Using XPath to Retrieve Element Content

In addition to walking the document tree to find an element, Libxml2 includes support for use of XPath expressions to retrieve sets of nodes that match a specified criteria. Full documentation of the XPath API is here.

XPath allows searching through a document for nodes that match specified criteria. In the example below we search through a document for the contents of all keyword elements.

[Note]Note

A full discussion of XPath is beyond the scope of this document. For details on its use, see the XPath specification.

Full code for this example is at Appendix D, Code for XPath Example.

Using XPath requires setting up an xmlXPathContext and then supplying the XPath expression and the context to the xmlXPathEvalExpression function. The function returns an xmlXPathObjectPtr, which includes the set of nodes satisfying the XPath expression.

	xmlXPathObjectPtr
	getnodeset (xmlDocPtr doc, xmlChar *xpath){
	
	1xmlXPathContextPtr context;
	xmlXPathObjectPtr result;

	2context = xmlXPathNewContext(doc);
	3result = xmlXPathEvalExpression(xpath, context);
	4if(xmlXPathNodeSetIsEmpty(result->nodesetval)){
		xmlXPathFreeObject(result);
                printf("No result\n");
		return NULL;
      

1

First we declare our variables.

2

Initialize the context variable.

3

Apply the XPath expression.

4

Check the result and free the memory allocated to result if no result is found.

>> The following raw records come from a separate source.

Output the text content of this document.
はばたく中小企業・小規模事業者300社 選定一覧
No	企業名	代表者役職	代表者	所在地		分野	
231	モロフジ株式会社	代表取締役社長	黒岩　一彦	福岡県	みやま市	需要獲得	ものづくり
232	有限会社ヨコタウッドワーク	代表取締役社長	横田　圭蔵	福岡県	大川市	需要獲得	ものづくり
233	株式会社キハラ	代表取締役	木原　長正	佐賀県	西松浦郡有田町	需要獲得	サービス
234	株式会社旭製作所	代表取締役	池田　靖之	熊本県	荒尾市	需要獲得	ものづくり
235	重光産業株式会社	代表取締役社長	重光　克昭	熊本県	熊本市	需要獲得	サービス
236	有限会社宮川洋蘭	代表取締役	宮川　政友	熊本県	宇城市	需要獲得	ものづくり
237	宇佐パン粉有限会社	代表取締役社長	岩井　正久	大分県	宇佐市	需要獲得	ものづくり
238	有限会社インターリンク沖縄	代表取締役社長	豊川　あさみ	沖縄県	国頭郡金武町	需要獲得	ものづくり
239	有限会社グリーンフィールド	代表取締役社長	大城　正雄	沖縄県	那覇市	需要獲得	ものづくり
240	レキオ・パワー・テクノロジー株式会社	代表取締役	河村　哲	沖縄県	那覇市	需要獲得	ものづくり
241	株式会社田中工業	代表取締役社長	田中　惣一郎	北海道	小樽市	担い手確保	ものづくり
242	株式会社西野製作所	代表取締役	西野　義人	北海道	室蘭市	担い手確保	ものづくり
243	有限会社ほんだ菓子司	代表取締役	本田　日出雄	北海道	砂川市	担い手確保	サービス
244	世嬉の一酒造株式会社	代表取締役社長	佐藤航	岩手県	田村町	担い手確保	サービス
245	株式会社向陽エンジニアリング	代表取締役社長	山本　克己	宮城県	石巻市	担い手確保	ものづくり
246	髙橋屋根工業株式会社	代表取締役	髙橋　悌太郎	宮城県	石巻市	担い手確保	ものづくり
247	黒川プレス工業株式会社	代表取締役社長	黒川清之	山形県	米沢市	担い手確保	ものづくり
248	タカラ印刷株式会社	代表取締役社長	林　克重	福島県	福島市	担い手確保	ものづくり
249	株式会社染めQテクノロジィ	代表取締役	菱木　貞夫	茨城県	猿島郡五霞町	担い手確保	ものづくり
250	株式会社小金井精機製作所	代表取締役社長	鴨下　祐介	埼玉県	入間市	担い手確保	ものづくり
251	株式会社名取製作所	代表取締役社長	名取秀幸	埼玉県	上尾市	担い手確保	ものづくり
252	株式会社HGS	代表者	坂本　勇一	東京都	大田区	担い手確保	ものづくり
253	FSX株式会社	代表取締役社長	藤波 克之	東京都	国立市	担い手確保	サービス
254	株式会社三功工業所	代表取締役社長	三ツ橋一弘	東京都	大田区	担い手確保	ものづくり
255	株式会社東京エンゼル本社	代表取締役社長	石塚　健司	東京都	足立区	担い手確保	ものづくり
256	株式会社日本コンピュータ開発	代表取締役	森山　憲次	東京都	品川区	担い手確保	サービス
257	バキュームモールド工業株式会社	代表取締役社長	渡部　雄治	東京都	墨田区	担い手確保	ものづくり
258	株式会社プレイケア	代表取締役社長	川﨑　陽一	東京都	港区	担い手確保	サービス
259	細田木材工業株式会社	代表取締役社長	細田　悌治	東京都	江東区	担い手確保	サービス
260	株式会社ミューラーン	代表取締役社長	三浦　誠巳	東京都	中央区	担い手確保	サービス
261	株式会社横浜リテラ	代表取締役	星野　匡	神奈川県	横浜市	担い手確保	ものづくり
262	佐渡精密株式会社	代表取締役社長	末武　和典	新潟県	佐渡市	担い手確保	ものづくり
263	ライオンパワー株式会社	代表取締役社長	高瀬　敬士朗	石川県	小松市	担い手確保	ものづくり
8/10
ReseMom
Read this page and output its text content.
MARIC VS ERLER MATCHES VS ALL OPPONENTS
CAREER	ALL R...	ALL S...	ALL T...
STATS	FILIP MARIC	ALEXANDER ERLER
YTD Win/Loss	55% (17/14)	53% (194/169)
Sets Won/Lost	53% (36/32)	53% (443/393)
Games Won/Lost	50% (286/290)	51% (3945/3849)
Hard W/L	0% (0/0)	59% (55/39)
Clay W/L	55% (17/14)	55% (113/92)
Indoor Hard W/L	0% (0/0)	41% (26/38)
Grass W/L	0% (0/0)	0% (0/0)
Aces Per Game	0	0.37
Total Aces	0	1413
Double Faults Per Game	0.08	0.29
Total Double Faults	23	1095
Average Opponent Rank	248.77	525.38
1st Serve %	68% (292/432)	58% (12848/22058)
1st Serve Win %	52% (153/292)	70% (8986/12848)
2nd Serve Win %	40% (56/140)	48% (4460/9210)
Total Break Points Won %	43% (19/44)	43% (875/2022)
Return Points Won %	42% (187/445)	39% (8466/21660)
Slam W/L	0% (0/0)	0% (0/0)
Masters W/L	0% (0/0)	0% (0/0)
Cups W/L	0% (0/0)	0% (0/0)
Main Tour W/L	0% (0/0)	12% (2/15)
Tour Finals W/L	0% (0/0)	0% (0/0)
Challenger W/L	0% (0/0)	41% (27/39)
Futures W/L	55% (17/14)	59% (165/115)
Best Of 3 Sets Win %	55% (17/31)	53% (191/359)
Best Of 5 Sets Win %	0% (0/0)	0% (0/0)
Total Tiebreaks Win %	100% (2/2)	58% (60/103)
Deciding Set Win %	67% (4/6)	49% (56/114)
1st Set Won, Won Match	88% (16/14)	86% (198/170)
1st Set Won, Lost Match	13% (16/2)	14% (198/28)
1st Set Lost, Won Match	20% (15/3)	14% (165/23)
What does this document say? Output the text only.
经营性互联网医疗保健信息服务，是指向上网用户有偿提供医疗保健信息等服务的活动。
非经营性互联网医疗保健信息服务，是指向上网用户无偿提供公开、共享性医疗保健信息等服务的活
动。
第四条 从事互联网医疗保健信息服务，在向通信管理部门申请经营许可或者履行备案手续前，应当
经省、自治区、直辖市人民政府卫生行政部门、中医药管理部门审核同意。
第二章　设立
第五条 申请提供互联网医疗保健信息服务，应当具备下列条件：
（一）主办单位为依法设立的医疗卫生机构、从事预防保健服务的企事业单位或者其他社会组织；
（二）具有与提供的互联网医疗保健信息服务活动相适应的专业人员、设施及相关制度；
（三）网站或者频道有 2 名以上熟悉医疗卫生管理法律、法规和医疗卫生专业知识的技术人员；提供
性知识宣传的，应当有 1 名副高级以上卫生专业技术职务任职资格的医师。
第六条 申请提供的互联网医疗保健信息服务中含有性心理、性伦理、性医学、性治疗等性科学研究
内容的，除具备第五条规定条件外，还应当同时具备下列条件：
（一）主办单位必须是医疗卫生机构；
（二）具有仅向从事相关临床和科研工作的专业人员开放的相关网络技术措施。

The xmlPathObjectPtr returned by the function contains a set of nodes and other information needed to iterate through the set and act on the results. For this example, our functions returns the xmlXPathObjectPtr. We use it to print the contents of keyword nodes in our document. The node set object includes the number of elements in the set (nodeNr) and an array of nodes (nodeTab):

	1for (i=0; i < nodeset->nodeNr; i++) {
	2keyword = xmlNodeListGetString(doc, nodeset->nodeTab[i]->xmlChildrenNode, 1);
		printf("keyword: %s\n", keyword);
	        xmlFree(keyword);
	}
      

1

The value of nodeset->Nr holds the number of elements in the node set. Here we use it to iterate through the array.

2

Here we print the contents of each of the nodes returned.

[Note]Note

Note that we are printing the child node of the node that is returned, because the contents of the keyword element are a child text node.